Trusts that did not agree to savings targets described them as being impossible, unrealistic, undeliverable, unachievable and unaffordable, NHS Providers said.

“The fact that NHS Improvement concluded that 30 percent of providers need to make a 6.4 percent cost improvement clearly demonstrates that the service is in for a very bumpy year indeed financially. Under such circumstances it is hardly surprising, from a governance perspective, that these providers felt unable to agree to control totals,” noted NHS Providers’ finances policy advisor, Edward Cornick.

“Some will say tough savings are now up to the NHS to deliver. But they must understand exactly what that means. We are entering a year when providers are being asked to make savings that are simply of a different magnitude than at any other time in the NHS's 70 year history.”

Special measures
Findings of the survey were published as NHS Improvement announced that three more trusts - St George’s University Hospital NHS Foundation Trust, North Lincolnshire and Goole NHS Foundation Trust and University Hospitals of North Midlands NHS Trust - have been put in financial special measures.

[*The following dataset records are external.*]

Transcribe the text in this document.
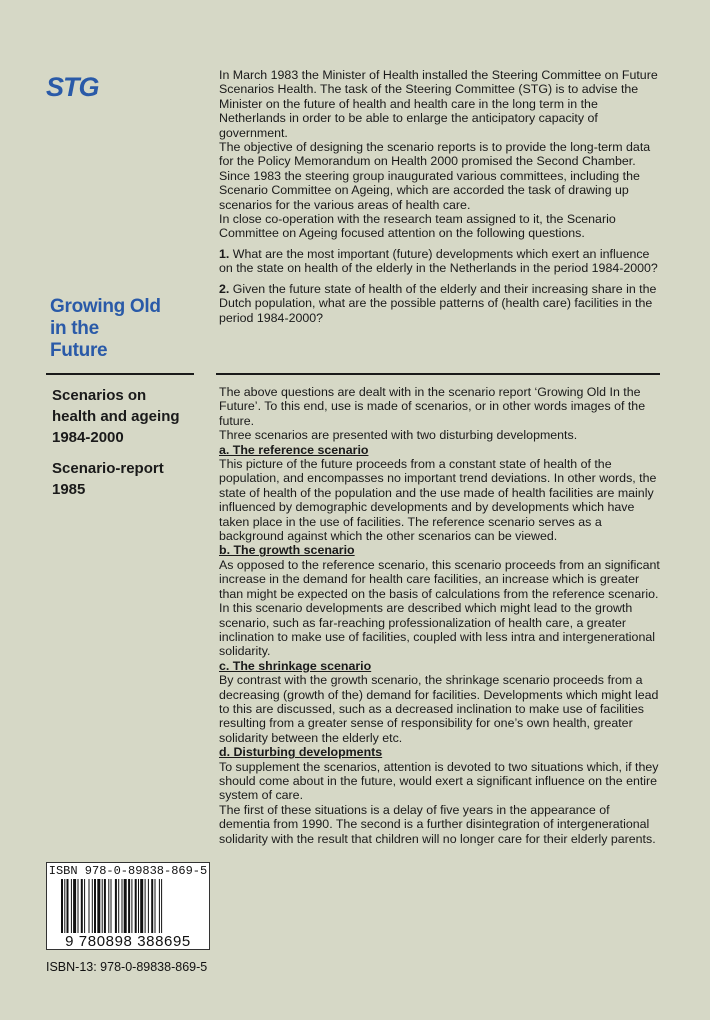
STG
Growing Old
in the
Future
Scenarios on
health and ageing
1984-2000
Scenario-report
1985

In March 1983 the Minister of Health installed the Steering Committee on Future Scenarios Health. The task of the Steering Committee (STG) is to advise the Minister on the future of health and health care in the long term in the Netherlands in order to be able to enlarge the anticipatory capacity of government.

The objective of designing the scenario reports is to provide the long-term data for the Policy Memorandum on Health 2000 promised the Second Chamber.

Since 1983 the steering group inaugurated various committees, including the Scenario Committee on Ageing, which are accorded the task of drawing up scenarios for the various areas of health care.

In close co-operation with the research team assigned to it, the Scenario Committee on Ageing focused attention on the following questions.

1. What are the most important (future) developments which exert an influence on the state on health of the elderly in the Netherlands in the period 1984-2000?

2. Given the future state of health of the elderly and their increasing share in the Dutch population, what are the possible patterns of (health care) facilities in the period 1984-2000?

The above questions are dealt with in the scenario report ‘Growing Old In the Future’. To this end, use is made of scenarios, or in other words images of the future.

Three scenarios are presented with two disturbing developments.

a. The reference scenario

This picture of the future proceeds from a constant state of health of the population, and encompasses no important trend deviations. In other words, the state of health of the population and the use made of health facilities are mainly influenced by demographic developments and by developments which have taken place in the use of facilities. The reference scenario serves as a background against which the other scenarios can be viewed.

b. The growth scenario

As opposed to the reference scenario, this scenario proceeds from an significant increase in the demand for health care facilities, an increase which is greater than might be expected on the basis of calculations from the reference scenario. In this scenario developments are described which might lead to the growth scenario, such as far-reaching professionalization of health care, a greater inclination to make use of facilities, coupled with less intra and intergenerational solidarity.

c. The shrinkage scenario

By contrast with the growth scenario, the shrinkage scenario proceeds from a decreasing (growth of the) demand for facilities. Developments which might lead to this are discussed, such as a decreased inclination to make use of facilities resulting from a greater sense of responsibility for one’s own health, greater solidarity between the elderly etc.

d. Disturbing developments

To supplement the scenarios, attention is devoted to two situations which, if they should come about in the future, would exert a significant influence on the entire system of care.

The first of these situations is a delay of five years in the appearance of dementia from 1990. The second is a further disintegration of intergenerational solidarity with the result that children will no longer care for their elderly parents.

ISBN 978-0-89838-869-5
9 780898 388695
ISBN-13: 978-0-89838-869-5
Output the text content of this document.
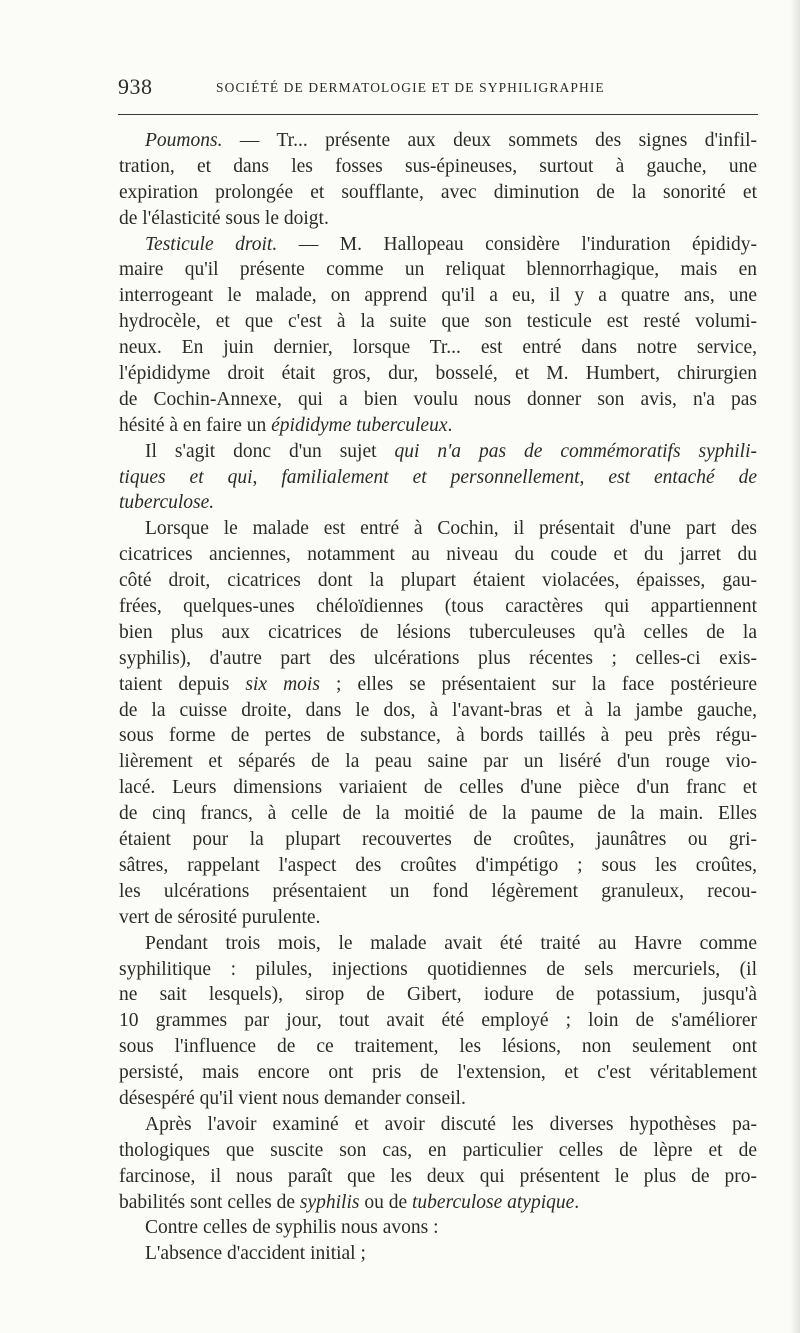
938	SOCIÉTÉ DE DERMATOLOGIE ET DE SYPHILIGRAPHIE
Poumons. — Tr... présente aux deux sommets des signes d'infil-
tration, et dans les fosses sus-épineuses, surtout à gauche, une
expiration prolongée et soufflante, avec diminution de la sonorité et
de l'élasticité sous le doigt.
Testicule droit. — M. Hallopeau considère l'induration épididy-
maire qu'il présente comme un reliquat blennorrhagique, mais en
interrogeant le malade, on apprend qu'il a eu, il y a quatre ans, une
hydrocèle, et que c'est à la suite que son testicule est resté volumi-
neux. En juin dernier, lorsque Tr... est entré dans notre service,
l'épididyme droit était gros, dur, bosselé, et M. Humbert, chirurgien
de Cochin-Annexe, qui a bien voulu nous donner son avis, n'a pas
hésité à en faire un épididyme tuberculeux.
Il s'agit donc d'un sujet qui n'a pas de commémoratifs syphili-
tiques et qui, familialement et personnellement, est entaché de
tuberculose.
Lorsque le malade est entré à Cochin, il présentait d'une part des
cicatrices anciennes, notamment au niveau du coude et du jarret du
côté droit, cicatrices dont la plupart étaient violacées, épaisses, gau-
frées, quelques-unes chéloïdiennes (tous caractères qui appartiennent
bien plus aux cicatrices de lésions tuberculeuses qu'à celles de la
syphilis), d'autre part des ulcérations plus récentes ; celles-ci exis-
taient depuis six mois ; elles se présentaient sur la face postérieure
de la cuisse droite, dans le dos, à l'avant-bras et à la jambe gauche,
sous forme de pertes de substance, à bords taillés à peu près régu-
lièrement et séparés de la peau saine par un liséré d'un rouge vio-
lacé. Leurs dimensions variaient de celles d'une pièce d'un franc et
de cinq francs, à celle de la moitié de la paume de la main. Elles
étaient pour la plupart recouvertes de croûtes, jaunâtres ou gri-
sâtres, rappelant l'aspect des croûtes d'impétigo ; sous les croûtes,
les ulcérations présentaient un fond légèrement granuleux, recou-
vert de sérosité purulente.
Pendant trois mois, le malade avait été traité au Havre comme
syphilitique : pilules, injections quotidiennes de sels mercuriels, (il
ne sait lesquels), sirop de Gibert, iodure de potassium, jusqu'à
10 grammes par jour, tout avait été employé ; loin de s'améliorer
sous l'influence de ce traitement, les lésions, non seulement ont
persisté, mais encore ont pris de l'extension, et c'est véritablement
désespéré qu'il vient nous demander conseil.
Après l'avoir examiné et avoir discuté les diverses hypothèses pa-
thologiques que suscite son cas, en particulier celles de lèpre et de
farcinose, il nous paraît que les deux qui présentent le plus de pro-
babilités sont celles de syphilis ou de tuberculose atypique.
Contre celles de syphilis nous avons :
L'absence d'accident initial ;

The trusts “haven't kept up with their agreed control totals and are forecasting a combined deficit of £145 million,” it said.

“We know patient demand is high and that these are difficult times for the NHS, which is why it is even more important that NHS trusts keep a strong grip on their finances. We know that trusts meeting their financial plans also provide better quality services to patients,” noted Jim Mackey, chief executive of NHS Improvement

“Financial special measures has already saved the NHS around £100 million in 2016/17. The three trusts being put into financial special measures are not on course to meet their savings targets and financial special measures will be an effective way of supporting them to significantly improve”.

However, Niall Dickson, chief executive of the NHS Confederation which represents health service organisations across England, Wales and Northern Ireland, said “this is yet more evidence that NHS organisations are working flat-out to sustain their services but that finances are incredibly tight”.

He warns that there is “a real danger that vital efforts to transform care and make it more sustainable will be derailed because it takes all our effort to maintain current care and balance the books.

“There is now a growing recognition that money alone will not solve the problem and that the health and care system needs to be redesigned, as it is not fit-for-purpose and it is time we all admitted it.”